Pour son complet développement affectif, l'enfant a besoin de rituels, d'habitudes immuables, de repères. Le doudou, souvent un ours en peluche, en est l'élément le plus évident, voire fondamental. Il le sert contre lui le soir dans le lit, sûr de le retrouver le lendemain matin entre les draps. Parce que le doudou est fidèle. Il comprend les petits chagrins de son propriétaire et devient le dépositaire silencieux de ses secrets. Il suit l'enfant partout où il va, dans ses plus folles aventures, comme un ami, un compagnon d'épopée. Jusque dans les endroits les plus insoupçonnés. Un peu comme Ted pour Mark Wahlberg, tiens. Trimballé partout, le doudou choppe les odeurs d'à peu près tout. Avec le temps, il sera même possible de suivre son cher petit à la trace, rien qu'en levant le nez au vent dans une moue de dégoût, tant l'odeur de son compère devient agressive et âcre.
Cette odeur, l'enfant ne s'en rend pas compte. Son quotidien l'exhale. Elle le rassure, elle a le parfum du confort et de la sécurité. Autant dire que lui ravir le doudou pour le passer en machine a tout de l'expérience épique où maman déployera des trésors de machiavélisme et de ruse. Puis des trésors d'imagination pour expliquer l'absence de l'objet. Maman sera au comble du bonheur quand l'ourson sentira à nouveau la rose. Mais l'agression nasale laissera la place à un cataclysme auditif bien plus insupportable quand maman donnera la peluche propre à son rejeton. Car il s'apercevra dans une crise de larmes et de colère que son compagnon de jeu n'est plus le même, qu'on lui a fait à l'envers et que l'ours n'a plus l'odeur des aventures en duo. Avant bien sûr que le gamin ne jette son doudou à la tête de sa mère, dépitée.

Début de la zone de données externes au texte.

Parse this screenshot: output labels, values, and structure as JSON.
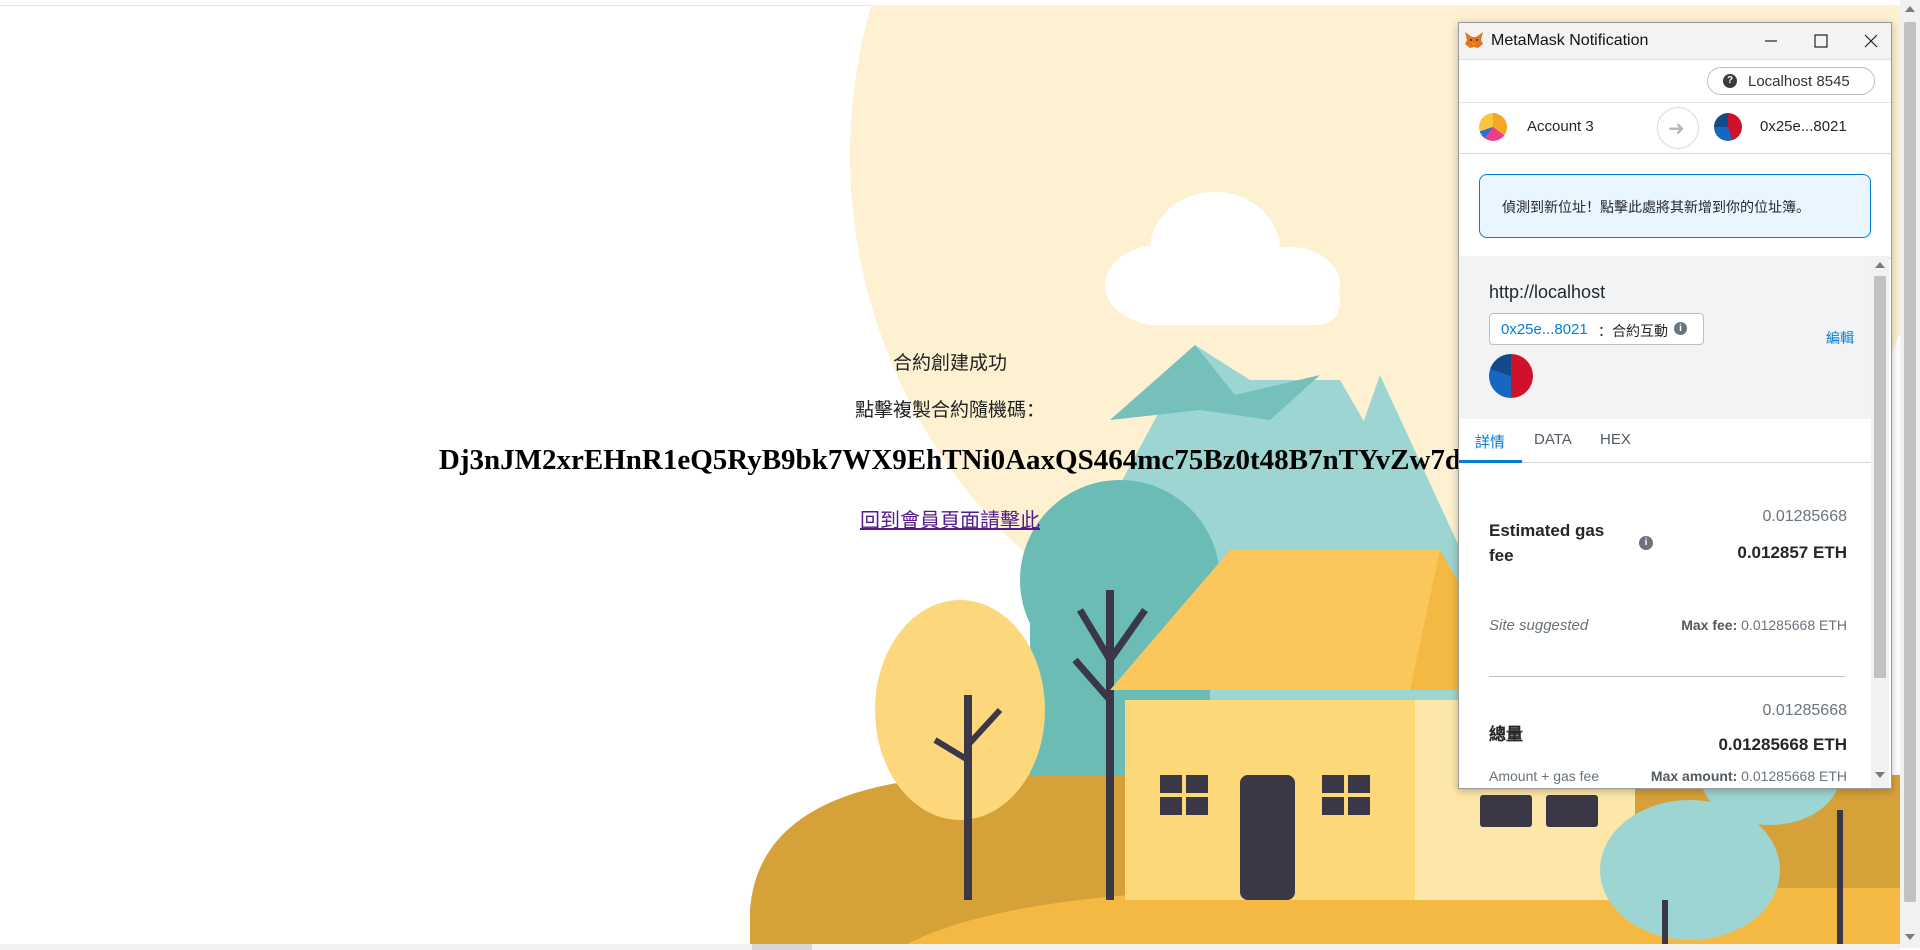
{
  "page": {
    "success_message": "合約創建成功",
    "copy_prompt": "點擊複製合約隨機碼：",
    "contract_code": "Dj3nJM2xrEHnR1eQ5RyB9bk7WX9EhTNi0AaxQS464mc75Bz0t48B7nTYvZw7d",
    "back_link": "回到會員頁面請擊此"
  },
  "metamask": {
    "window_title": "MetaMask Notification",
    "network": "Localhost 8545",
    "from_account": "Account 3",
    "to_account": "0x25e...8021",
    "new_address_notice": "偵測到新位址！點擊此處將其新增到你的位址簿。",
    "origin": "http://localhost",
    "method": {
      "address": "0x25e...8021",
      "label": "：合約互動"
    },
    "tabs": [
      "詳情",
      "DATA",
      "HEX"
    ],
    "edit_label": "編輯",
    "gas": {
      "label": "Estimated gas fee",
      "value": "0.01285668",
      "value_eth": "0.012857 ETH",
      "suggested": "Site suggested",
      "max_fee_label": "Max fee:",
      "max_fee_value": "0.01285668 ETH"
    },
    "total": {
      "label": "總量",
      "value": "0.01285668",
      "value_eth": "0.01285668 ETH",
      "sub_label": "Amount + gas fee",
      "max_amount_label": "Max amount:",
      "max_amount_value": "0.01285668 ETH"
    }
  },
  "colors": {
    "accent": "#037dd6",
    "link_visited": "#551a8b"
  }
}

Tout ça pour dire que Ted, eh bien, il a subi le même sort dans cette suite et que Maman MacFarlane a passé sa création en machine. Adieu la douce odeur de l'irrévérence et de l'immaturité de l'adolescence prolongée. Adieu son comportement affreux, sale et méchant, la plupart de ses jurons, son attirance pour le sexe et son je-m'en-foutisme. Car Ted, maintenant, il sent la Cajoline (Tiens, un autre ours en peluche), surtout depuis qu'il s'est marié et éprouve le désir d'avoir un enfant. Ca sent tellement l'adoucissant que même l'humour potache et graveleux y est passé, au profit d'un scénario étiré plus que de raison à base de reconnaissance de droits civils typiques des films de procès américains soporifiques. McFarlane dit même adieu à Mila Kunis, qui ne rempile pas pour ce Ted 2 où l'ours mal léché glisse du rôle d'élément perturbateur à mourir de rire et foutraque à celui de personnage principal croulant sous le sérieux sinistre de salon funéraire de la machine judiciaire US.
Ted n'est même plus l'élément catalyseur de l'humour pipi-caca de Seth MacFarlane. D'ailleurs, le spectateur constatera que les deux gags les plus rigolos (présents dans la bande annonce), ne le mettent même pas en scène. C'est dire à quel point c'est triste. Loin de sa fonction de mauvaise influence régressive plombant la vie de Mark Wahlberg, il devient d'une tristesse à pleurer, entre ses disputes conjugales et son combat pour faire reconnaître sa personnalité propre, combat que MacFarlane prend pour prétexte pour faire de sa création une figure de proue pour appuyer la lutte des gens différents pour l'acceptation par la société de leurs droits. Drôle d'idée, totalement hors sujet faisant sombrer le film dans un ennui et une indifférence polis.
C'est à peine si Ted sent encore la beuh, unique image qu'aura conservé McFarlane de sa peluche vedette, comme une posture, un gage trompeur de sa marque de fabrique. Pour le reste, le doudou se montrera aussi rebelle que le gamin d'une famille catho qui refuse d'aller à la messe ou de débarrasser la table du déjeuner dominical...
MacFarlane a réussi à attrister l'enfant en bas âge que je suis en me fourgant une peluche qui sent la Cajoline d'un sérieux plombant et d'un humour irrévencieux en sourdine. Et comme le gamin contrarié qui fait une crise de caca-boudin, j'ai moi aussi envie de jeter cette peluche à la tête du réalisateur en lui hurlant "Maman méchante ! Maman pas belle !"
Il l'aura bien mérité.
Behind_the_Mask, à la recherche de son vrai doudou.